El cero y el infinito (7 page)

—¿QUIÉNES SON?

Se le ocurrió que el número 402 estaría probablemente ofendido y que no le contestaría.

Pero el oficial parecía no ser rencoroso y le respondió inmediatamente:

—POLÍTICOS.

Rubashov se quedó sorprendido, porque se había figurado que el hombre del labio leporino tenía aspecto de criminal.

—¿DE SU CLASE? —preguntó.

—NO; DE LA SUYA —transmitió el número 402, seguramente sonriendo con cierta satisfacción. La siguiente frase sonó más fuerte; tal vez los golpes los daría con el monóculo.

—LABIO LEPORINO, MI VECINO, EL NÚMERO 400, FUÉ TORTURADO AYER.

Rubashov se quedó silencioso durante un minuto, limpiando los lentes en la manga, aunque sólo los usaba para transmitir. Quería haber preguntado: ¿por qué?"; pero, en vez de ello, transmitió:

—¿Cómo?

El número 402 respondió lacónicamente:

—BAÑO DE VAPOR.

Rubashov había sido apaleado repetidamente durante su último encarcelamiento, pero de ese procedimiento de tortura no sabía más que lo que había oído. Había aprendido que todos los dolores físicos eran soportables si uno sabía de antemano exactamente lo que le iba a pasar; eran algo así como una operación quirúrgica; por ejemplo, la extracción de una muela. Lo que resultaba realmente malo era lo desconocido, que no daba lugar a prever las propias reacciones, y sin una escala para calcular la capacidad de resistencia. Y lo peor era el temor de que en esas circunstancias se podía hacer o decir algo de lo que no había manera de arrepentirse ni volverse atrás.

—¿POR QUÉ? —preguntó Rubashov.

—DIVERGENCIAS POLÍTICAS —transmitió el número 402 con ironía.

Rubashov se colocó otra vez los lentes y buscó en el bolsillo el paquete de cigarrillos; vió que sólo le quedaban dos. Entonces transmitió:

—¿CÓMO VAN LAS COSAS CON USTED?

—MUY BIEN, GRACIAS... —respondió el número 402, y concluyó la conversación.

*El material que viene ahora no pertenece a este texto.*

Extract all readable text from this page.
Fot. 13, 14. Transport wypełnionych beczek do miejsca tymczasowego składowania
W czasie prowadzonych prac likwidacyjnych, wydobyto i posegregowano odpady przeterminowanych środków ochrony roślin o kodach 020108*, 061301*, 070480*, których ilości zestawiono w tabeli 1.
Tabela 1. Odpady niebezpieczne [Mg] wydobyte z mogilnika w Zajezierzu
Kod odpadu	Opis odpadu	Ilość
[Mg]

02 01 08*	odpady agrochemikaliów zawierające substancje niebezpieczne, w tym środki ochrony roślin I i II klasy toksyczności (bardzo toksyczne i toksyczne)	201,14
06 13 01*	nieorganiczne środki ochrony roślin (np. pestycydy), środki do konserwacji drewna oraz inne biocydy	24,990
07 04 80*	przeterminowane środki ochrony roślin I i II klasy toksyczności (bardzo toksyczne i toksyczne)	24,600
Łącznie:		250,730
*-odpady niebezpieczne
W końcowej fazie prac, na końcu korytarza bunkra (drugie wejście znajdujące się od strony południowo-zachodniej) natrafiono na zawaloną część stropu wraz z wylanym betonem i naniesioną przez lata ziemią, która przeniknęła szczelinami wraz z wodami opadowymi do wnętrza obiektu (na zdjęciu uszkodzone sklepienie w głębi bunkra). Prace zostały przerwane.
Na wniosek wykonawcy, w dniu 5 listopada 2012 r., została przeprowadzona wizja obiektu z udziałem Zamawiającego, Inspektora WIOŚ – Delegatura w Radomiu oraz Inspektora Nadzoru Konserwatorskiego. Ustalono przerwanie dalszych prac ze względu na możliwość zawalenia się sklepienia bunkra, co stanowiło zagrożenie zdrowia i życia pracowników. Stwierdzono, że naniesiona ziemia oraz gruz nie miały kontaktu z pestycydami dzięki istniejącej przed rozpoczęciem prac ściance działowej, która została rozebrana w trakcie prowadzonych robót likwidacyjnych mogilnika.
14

Rubashov se encogió de hombros, encendió su penúltimo cigarrillo, y continuó sus paseos.

Era extraño, pero la idea de lo que le aguardaba lo hacía casi feliz, sintiéndose abandonado por su antigua melancolía, con la cabeza más clara y los nervios tensos. Se lavó cara, brazos y pecho en el agua fría del lavabo, se enjuagó la boca, y se secó con el pañuelo. Luego silbó unos pocos compases y sonrió. Lo hacía siempre lamentablemente fuera de tono, y recordó que pocos días antes alguien le había dicho: "Si el Número Uno fuese entendido en música, ya habría encontrado hace tiempo un pretexto para fusilarlo."

"Lo hará de todos modos", había contestado, sin creerlo realmente.

Encendió su último cigarrillo y, con la cabeza despejada, se puso a pensar en la línea de conducta que debía seguir cuando lo interrogasen, sintiendo la misma confianza tranquila y serena que experimentaba cuando daba un examen en sus épocas de estudiante. Empezó a tratar de recordar todos los pormenores que conocía respecto al "baño de vapor", imaginándose la situación en detalle, y procurando analizar las sensaciones físicas que debería esperar, con el objeto de hacerlas menos temibles. Lo más importante era que no le tomasen desprevenido, y estaba seguro de que no lo conseguirían, del mismo modo que tampoco los otros lo habían conseguido; sabía que no diría nada que no quisiese decir, y lo único que deseaba era empezar de una vez.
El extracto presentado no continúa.